Но Мишель обхватила себя руками, как будто ей зябко, как будто холодный ветер и правда уже пришел откуда-то… Откуда-то из-за реки. Как будто уже перелился через стены Поста и ощупывает всех, кто сгрудился во дворе. И все знают, что, когда придет шквал, эти стены тоже не смогут никого защитить.
– Не знаю, что вам делать, братья. А сам буду делать то, что сказал уже своим тюремщикам. Сегодня дайте мне половину от вчерашней еды, а завтра – половину от сегодняшней, бо намерен умерщвлять свою плоть и смирять ее голос. Среди восьми греховных страстей чревоугодие не просто так поименовано первой. Из всех них именно чревоугодие проще прочих усмирить и над плотью возвыситься. И голод да не будет карой мне, но будет моим постом, а когда придет час испытания, я буду слабей плотью, но крепче духом.
Люди в толпе шушукаются, смотрят на соседей. Кто-то бурчит невнятно:
– Реально, полпорции обратно сгрузил. Не жрет.
Какая-то бабуська, Серафима, кажется, кряхтит:
– Святой человек потому что, вот почему.
Егор плюет себе под ноги: да говно он на палке, а никакой не святой человек. Что он, рассказал вам всем, что на мосту видел? Хрена лысого. Только туману нагоняет, а об опасности по-человечески предупредить – не может. Не хочет!
А чего хочет?
Мишель уже растворилась в толпе, а Егор все еще стоит тут, вслушивается. И чем больше он слушает этого изможденного попа, тем больше подозревает его; все, что тот говорит по кругу – про заброшенный богом мир, про наступающего на людей Сатану – все сказки. То, что Егор видел на мосту, должно иметь понятное, разумное, человеческое объяснение. Мертвые люди, которых он там видел, задохнулись от речных испарений. А бежали они, может, просто от бандитов, вроде тех, которые разорили попову обитель.

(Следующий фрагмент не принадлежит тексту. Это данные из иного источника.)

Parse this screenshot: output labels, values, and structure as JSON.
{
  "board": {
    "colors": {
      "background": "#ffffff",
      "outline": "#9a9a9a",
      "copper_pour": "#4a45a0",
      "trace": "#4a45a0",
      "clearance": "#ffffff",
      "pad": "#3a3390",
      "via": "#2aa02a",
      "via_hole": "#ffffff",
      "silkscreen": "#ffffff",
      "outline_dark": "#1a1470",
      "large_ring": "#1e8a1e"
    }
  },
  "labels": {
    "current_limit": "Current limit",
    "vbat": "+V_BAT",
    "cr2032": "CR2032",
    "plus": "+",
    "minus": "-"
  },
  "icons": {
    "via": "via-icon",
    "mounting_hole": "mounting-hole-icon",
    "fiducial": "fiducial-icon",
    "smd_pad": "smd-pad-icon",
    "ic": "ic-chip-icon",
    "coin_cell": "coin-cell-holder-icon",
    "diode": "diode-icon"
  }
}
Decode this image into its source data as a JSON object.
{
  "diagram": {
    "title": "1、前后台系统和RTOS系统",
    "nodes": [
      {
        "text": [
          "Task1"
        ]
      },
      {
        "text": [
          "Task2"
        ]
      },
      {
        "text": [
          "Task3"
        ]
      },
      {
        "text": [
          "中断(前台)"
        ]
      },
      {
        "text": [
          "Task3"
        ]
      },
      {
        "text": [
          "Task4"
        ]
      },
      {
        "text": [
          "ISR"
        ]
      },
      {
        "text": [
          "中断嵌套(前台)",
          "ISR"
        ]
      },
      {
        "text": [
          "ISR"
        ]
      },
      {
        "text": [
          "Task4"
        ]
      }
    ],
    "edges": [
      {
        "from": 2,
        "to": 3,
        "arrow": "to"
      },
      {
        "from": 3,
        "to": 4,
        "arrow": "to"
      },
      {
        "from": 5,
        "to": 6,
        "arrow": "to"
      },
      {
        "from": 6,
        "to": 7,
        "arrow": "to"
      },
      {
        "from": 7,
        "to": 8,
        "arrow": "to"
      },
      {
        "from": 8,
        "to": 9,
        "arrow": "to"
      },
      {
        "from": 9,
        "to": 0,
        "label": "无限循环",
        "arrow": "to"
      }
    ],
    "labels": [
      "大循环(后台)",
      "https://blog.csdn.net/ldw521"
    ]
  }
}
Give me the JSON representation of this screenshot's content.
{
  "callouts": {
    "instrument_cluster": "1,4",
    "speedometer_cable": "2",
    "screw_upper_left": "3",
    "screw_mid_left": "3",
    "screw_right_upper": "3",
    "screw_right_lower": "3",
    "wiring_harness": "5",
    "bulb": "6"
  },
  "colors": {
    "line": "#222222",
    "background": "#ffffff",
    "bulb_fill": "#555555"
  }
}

Те из них, кто был крепче, здоровей, – добежали дальше. Остальных ядовитый туман свалил с ног на самых подступах: детей – первыми. Мертвых не имело смысла тащить за собой, и их бросали. У живых еще была надежда спастись, добравшись до другого берега, никто же не знал, какой длины этот чертов мост. А если рисковали жизнями, если теряли своих и все равно бежали дальше, значит, на том берегу им грозило гарантированное истребление. Может быть, при них убивали их товарищей, их родных… Оставалось только бежать. Вот и все.
И с китайцами, разумеется, тоже все должно было объясниться так же – внятно, логично, разумно. Без всяких там происков дьявола.
А поп этот все врет.
Он врет, а Мишель, дурочка, слушает.
6
Сонечка Белоусова держит в руках перед собой большую щепку и сосредоточенно тычет в нее пальцем. Увидев, что Мишель на нее смотрит, не смущается, а принимается тыкать еще уверенней и что-то шепчет себе под нос еще. Потом бросает на Мишель ответный взгляд – кокетливый. Очень отточенный кокетливый взгляд для Сонечкиных трех лет.
– Пьивет!
Мишель вздыхает.
Колеблется и делает шаг к Соне. Ей очень не хочется сближаться с девочкой, не хочется приручать ее. Но не пойти ей сейчас навстречу Мишель тоже не может почему-то. Она наклоняется к Сонечке.
– Что это у тебя за штука?
Та прямо рдеет от удовольствия: именно в штуке-то и было все дело.
– А ты никому не сказес?
Мишель картинно озирается по сторонам.
– Кому никому?
– Ну, напъимей, Татяне Никоаевне.
Сонечка очень старается говорить как взрослая.
Училка отчитывает близнецов Рондиков, которые друг другу только что чуть глаза не выдавили.
– Нет. Не скажу.
– Это тейефон!
– Телефон?
– Да! Мобийный!
– Ого. Ничего себе.
Мишель смотрит на Сонечку сверху вниз, а та на нее – снизу вверх. Глаза горят. Мишель пока еще не понимает, почему. Соня показывает ей дощечку: на ней накалякана кошачья мордочка.
– Как у тебя!
– Что как у меня?
– Тейфон! Такой зе!
– В смысле?
И вот теперь до нее доходит, в каком это смысле. Соня манит ее к себе пальцем, просит нагнуться, хочет сообщить что-то на ухо. Мишель наклоняется.